The director of the Office of Management and Budget will then be tasked with managing and overseeing risk across all components in the executive branch, the White House official said.

Concerns around critical national infrastructure

The executive order is expected to address cyber security concerns around critical national infrastructure in particular.

An early draft, which appeared to confirm this, stated that agencies protecting civilian networks and infrastructure are not “currently organised to act collectively or collaboratively, tasked, or resourced, or provided with legal authority adequate to succeed in their missions.”

Relating to this, the draft orders the immediate commencement of a report on options to incentivise private sector adoption of effective cyber security measures.

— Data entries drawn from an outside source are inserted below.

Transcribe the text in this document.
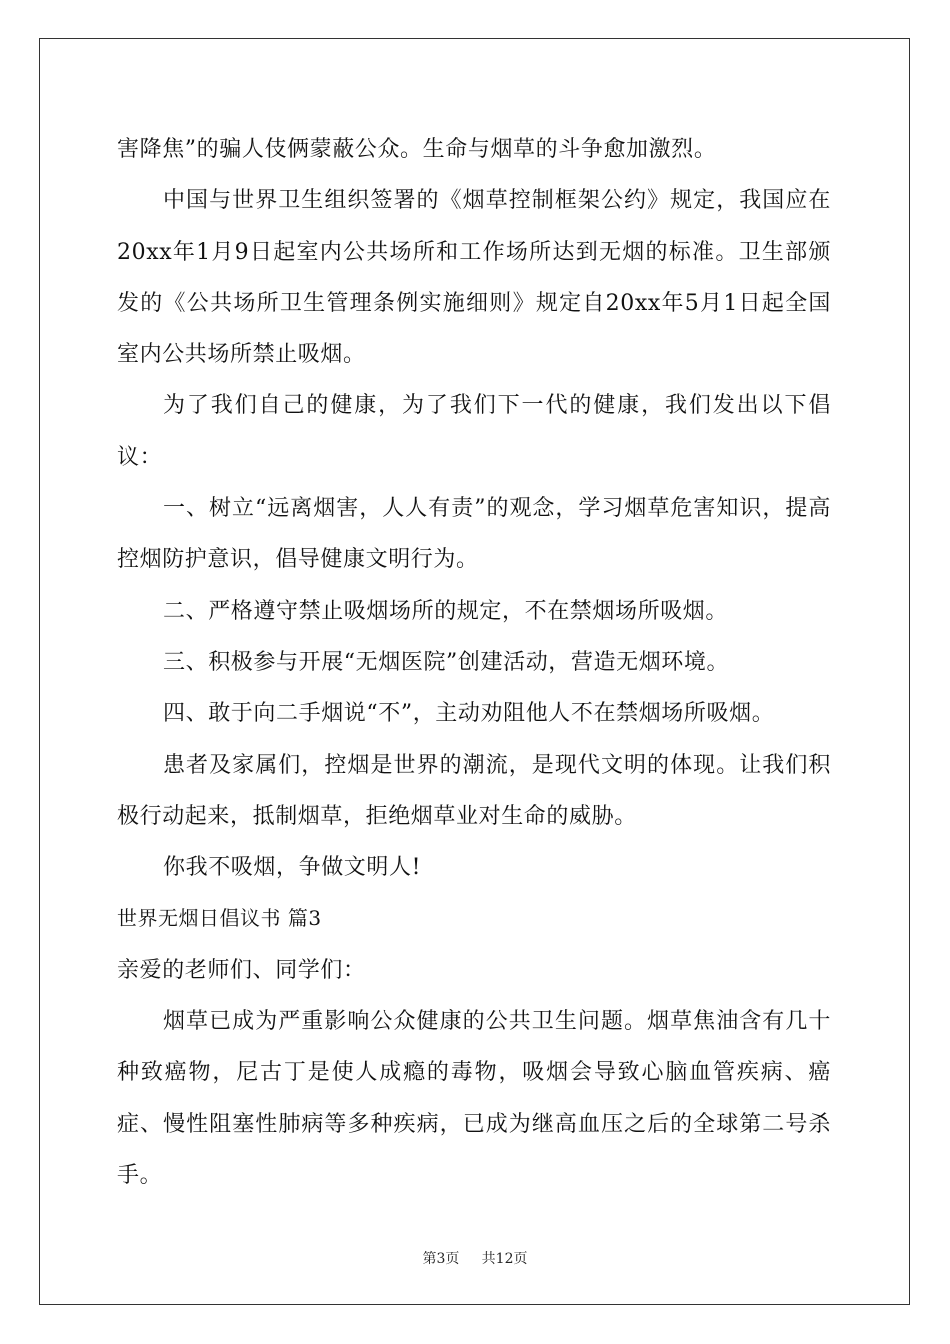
害降焦”的骗人伎俩蒙蔽公众。生命与烟草的斗争愈加激烈。

中国与世界卫生组织签署的《烟草控制框架公约》规定，我国应在20xx年1月9日起室内公共场所和工作场所达到无烟的标准。卫生部颁发的《公共场所卫生管理条例实施细则》规定自20xx年5月1日起全国室内公共场所禁止吸烟。

为了我们自己的健康，为了我们下一代的健康，我们发出以下倡议：

一、树立“远离烟害，人人有责”的观念，学习烟草危害知识，提高控烟防护意识，倡导健康文明行为。

二、严格遵守禁止吸烟场所的规定，不在禁烟场所吸烟。

三、积极参与开展“无烟医院”创建活动，营造无烟环境。

四、敢于向二手烟说“不”，主动劝阻他人不在禁烟场所吸烟。

患者及家属们，控烟是世界的潮流，是现代文明的体现。让我们积极行动起来，抵制烟草，拒绝烟草业对生命的威胁。

你我不吸烟，争做文明人!

世界无烟日倡议书 篇3

亲爱的老师们、同学们：

烟草已成为严重影响公众健康的公共卫生问题。烟草焦油含有几十种致癌物，尼古丁是使人成瘾的毒物，吸烟会导致心脑血管疾病、癌症、慢性阻塞性肺病等多种疾病，已成为继高血压之后的全球第二号杀手。

第3页 共12页
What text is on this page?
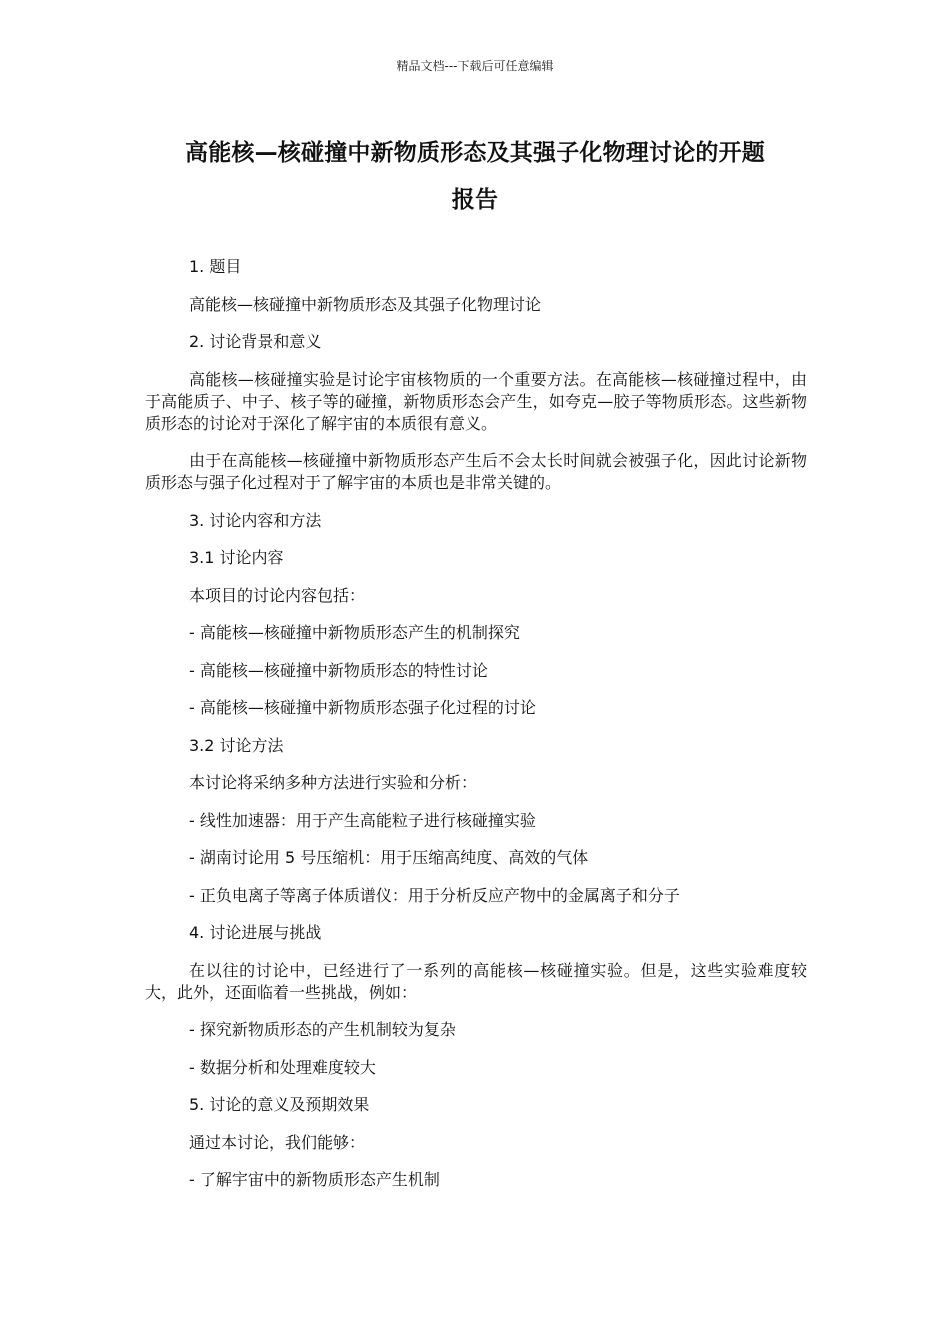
精品文档---下载后可任意编辑
高能核—核碰撞中新物质形态及其强子化物理讨论的开题
报告
1. 题目
高能核—核碰撞中新物质形态及其强子化物理讨论
2. 讨论背景和意义
高能核—核碰撞实验是讨论宇宙核物质的一个重要方法。在高能核—核碰撞过程中，由于高能质子、中子、核子等的碰撞，新物质形态会产生，如夸克—胶子等物质形态。这些新物质形态的讨论对于深化了解宇宙的本质很有意义。
由于在高能核—核碰撞中新物质形态产生后不会太长时间就会被强子化，因此讨论新物质形态与强子化过程对于了解宇宙的本质也是非常关键的。
3. 讨论内容和方法
3.1 讨论内容
本项目的讨论内容包括：
- 高能核—核碰撞中新物质形态产生的机制探究
- 高能核—核碰撞中新物质形态的特性讨论
- 高能核—核碰撞中新物质形态强子化过程的讨论
3.2 讨论方法
本讨论将采纳多种方法进行实验和分析：
- 线性加速器：用于产生高能粒子进行核碰撞实验
- 湖南讨论用 5 号压缩机：用于压缩高纯度、高效的气体
- 正负电离子等离子体质谱仪：用于分析反应产物中的金属离子和分子
4. 讨论进展与挑战
在以往的讨论中，已经进行了一系列的高能核—核碰撞实验。但是，这些实验难度较大，此外，还面临着一些挑战，例如：
- 探究新物质形态的产生机制较为复杂
- 数据分析和处理难度较大
5. 讨论的意义及预期效果
通过本讨论，我们能够：
- 了解宇宙中的新物质形态产生机制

The draft also states that the US is committed to employing the “full spectrum” of its capability to defend US interests in cyberspace, and to “identifying, disrupting, and defeating malicious cyber actors”.

It is widely hoped that Trump’s administration will make new investments in cyber security after a bill aimed at modernising government technology under President Obama failed to get support in the Senate despite getting the approval of the House of Representatives.

Working with the private sector to fight cyber crime

In a meeting with cyber security adviser Rudy Giuliani, Trump said that agencies need to work with the private sector, which is “way ahead of government” in cyber security capability, to make sure owners and operators “have the support they need from the federal government to defend against cyber threats,” according to NextGov.

The meeting, which may have also contributed to the delay in signing the executive order, was reportedly aimed at getting additional input from cyber experts and heads of intelligence agencies, including NSA director admiral Michael Rogers and former NSA director general Keith Alexander.

Giuliani said the private sector is “wide open to hacking, and sometimes by hacking the private sector, you get into government. So we can’t do this separately,” underlining the importance of public-private collaboration.

The White House has not yet provided a new date for the signing of the cyber security executive order.